V. 1. Die Ältesten. Darunter sind die Pastoren zu verstehen, sowie alle, die zur Leitung der Gemeinde aufgestellt waren. Sie hießen „Älteste“ um ihrer ehrenvollen Stellung willen, nicht als wären sie alle bereits alte Leute gewesen, sondern weil sie vornehmlich aus den Greisen erwählt wurden. Denn hohes Alter besitzt gewöhnlich ein größeres Maß von Klugheit, Würde und Erfahrung. Weil aber, um mich eines Sprichworts zu bedienen, auch Alter nicht vor Torheit schützt und sich zuweilen junge Leute wie Timotheus finden, die für das Amt geeignet sind, so heißen auch sie nach ihrer Bestallung „Älteste“. Und wenn Petrus sich als Mitältesten bezeichnet, so sieht man eben daraus, wie auch aus manchen anderen Stellen, dass der Name allgemein geläufig war. Übrigens legt er sich mit diesem Titel eine besondere Autorität bei und will sagen, dass er ein gutes Recht habe, die Pastoren zu ermahnen, weil er zu ihnen gehört; denn diese wechselseitige Freiheit muss unter Amtsgenossen walten. Hätte er eine Obergewalt besessen, so hätte er sich auf sie berufen können, was im gegenwärtigen Fall besonders passend gewesen wäre. Aber obwohl er ein Apostel ist, weiß er, dass er durchaus keine Herrschaft über seine Amtsgenossen zu üben hat, sondern vielmehr durch gemeinsame Pflicht mit ihnen verbunden ist.

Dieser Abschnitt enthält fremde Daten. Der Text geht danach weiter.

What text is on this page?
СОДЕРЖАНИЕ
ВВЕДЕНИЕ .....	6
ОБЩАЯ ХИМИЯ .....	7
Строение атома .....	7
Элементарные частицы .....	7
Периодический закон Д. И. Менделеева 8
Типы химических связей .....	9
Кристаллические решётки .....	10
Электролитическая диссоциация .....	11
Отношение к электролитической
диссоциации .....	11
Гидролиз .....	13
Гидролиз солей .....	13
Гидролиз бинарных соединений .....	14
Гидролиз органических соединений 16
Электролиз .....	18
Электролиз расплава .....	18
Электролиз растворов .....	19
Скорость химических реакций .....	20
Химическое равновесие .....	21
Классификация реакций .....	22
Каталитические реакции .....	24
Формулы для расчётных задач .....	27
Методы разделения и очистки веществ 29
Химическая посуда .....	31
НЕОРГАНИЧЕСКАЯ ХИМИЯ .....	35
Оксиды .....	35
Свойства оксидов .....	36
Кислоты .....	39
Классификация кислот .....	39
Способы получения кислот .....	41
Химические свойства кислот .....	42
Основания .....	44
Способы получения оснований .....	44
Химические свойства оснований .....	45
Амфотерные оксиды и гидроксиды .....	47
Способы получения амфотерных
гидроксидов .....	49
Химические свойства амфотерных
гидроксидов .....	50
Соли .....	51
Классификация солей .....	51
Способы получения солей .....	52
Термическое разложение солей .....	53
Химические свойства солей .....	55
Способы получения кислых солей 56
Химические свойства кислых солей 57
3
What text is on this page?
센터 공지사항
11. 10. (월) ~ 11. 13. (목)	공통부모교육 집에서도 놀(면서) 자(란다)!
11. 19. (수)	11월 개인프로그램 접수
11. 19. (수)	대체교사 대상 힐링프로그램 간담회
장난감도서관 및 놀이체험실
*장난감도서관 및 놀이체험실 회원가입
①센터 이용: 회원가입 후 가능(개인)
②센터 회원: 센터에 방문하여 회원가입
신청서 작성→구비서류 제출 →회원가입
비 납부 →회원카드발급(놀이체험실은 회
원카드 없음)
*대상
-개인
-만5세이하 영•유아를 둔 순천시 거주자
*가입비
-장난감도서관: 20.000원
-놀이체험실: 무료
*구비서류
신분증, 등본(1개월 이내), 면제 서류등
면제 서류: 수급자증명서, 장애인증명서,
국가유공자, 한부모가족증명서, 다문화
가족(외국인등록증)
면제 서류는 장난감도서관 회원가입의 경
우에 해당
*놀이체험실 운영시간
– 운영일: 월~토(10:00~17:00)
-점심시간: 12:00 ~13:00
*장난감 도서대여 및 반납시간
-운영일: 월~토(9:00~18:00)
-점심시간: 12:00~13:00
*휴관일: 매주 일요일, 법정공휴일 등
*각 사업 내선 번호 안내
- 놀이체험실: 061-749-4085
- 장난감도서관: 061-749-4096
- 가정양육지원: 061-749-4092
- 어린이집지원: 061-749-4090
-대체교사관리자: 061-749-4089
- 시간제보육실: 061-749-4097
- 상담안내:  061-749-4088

Zeuge der Leiden, die in Christus sind. Dieser Ausdruck kann von der Lehre verstanden werden, ich möchte ihn aber lieber auf das Leben beziehen. Denn auf diese Weise gewinnt man einen besseren Zusammenhang der beiden Satzglieder, dass Petrus die Leiden Christi an seinem Fleisch darstellt und auch teilhaftig der Herrlichkeit ist. So stimmt dieser Satz mit der Aussage des Paulus überein (2. Tim. 2, 12): „Dulden wir, so werden wir mit herrschen.“ Übrigens trägt es viel dazu bei, dir Worte des Apostels glaubwürdig zu machen, dass er durch das Dulden des Kreuzes einen Beweis seines Glaubens gab. Denn nun ist er gewiss, dass er im Ernst redet. Und wenn der Herr die Seinen in dieser Weise erprobt, so drückt er gewissermaßen ihrem Amt das Siegel auf, damit sie bei den Menschen an Würde und Ansehen gewinnen. Darauf zielt ja Petrus, dass man ihn als einen treuen Diener Christi hörend soll; zum Beweis dafür deutet er auf die Verfolgungen, die er erlitten hatte, und auf die Hoffnung des ewigen Lebens. Dabei erscheint bemerkenswert, dass Petrus ohne Scheu sich als einen Teilhaber der Herrlichkeit ausgibt, die doch noch nicht offenbar wurde. Denn es ist die Natur des Glaubens, auf verborgenen Gütern auszuruhen.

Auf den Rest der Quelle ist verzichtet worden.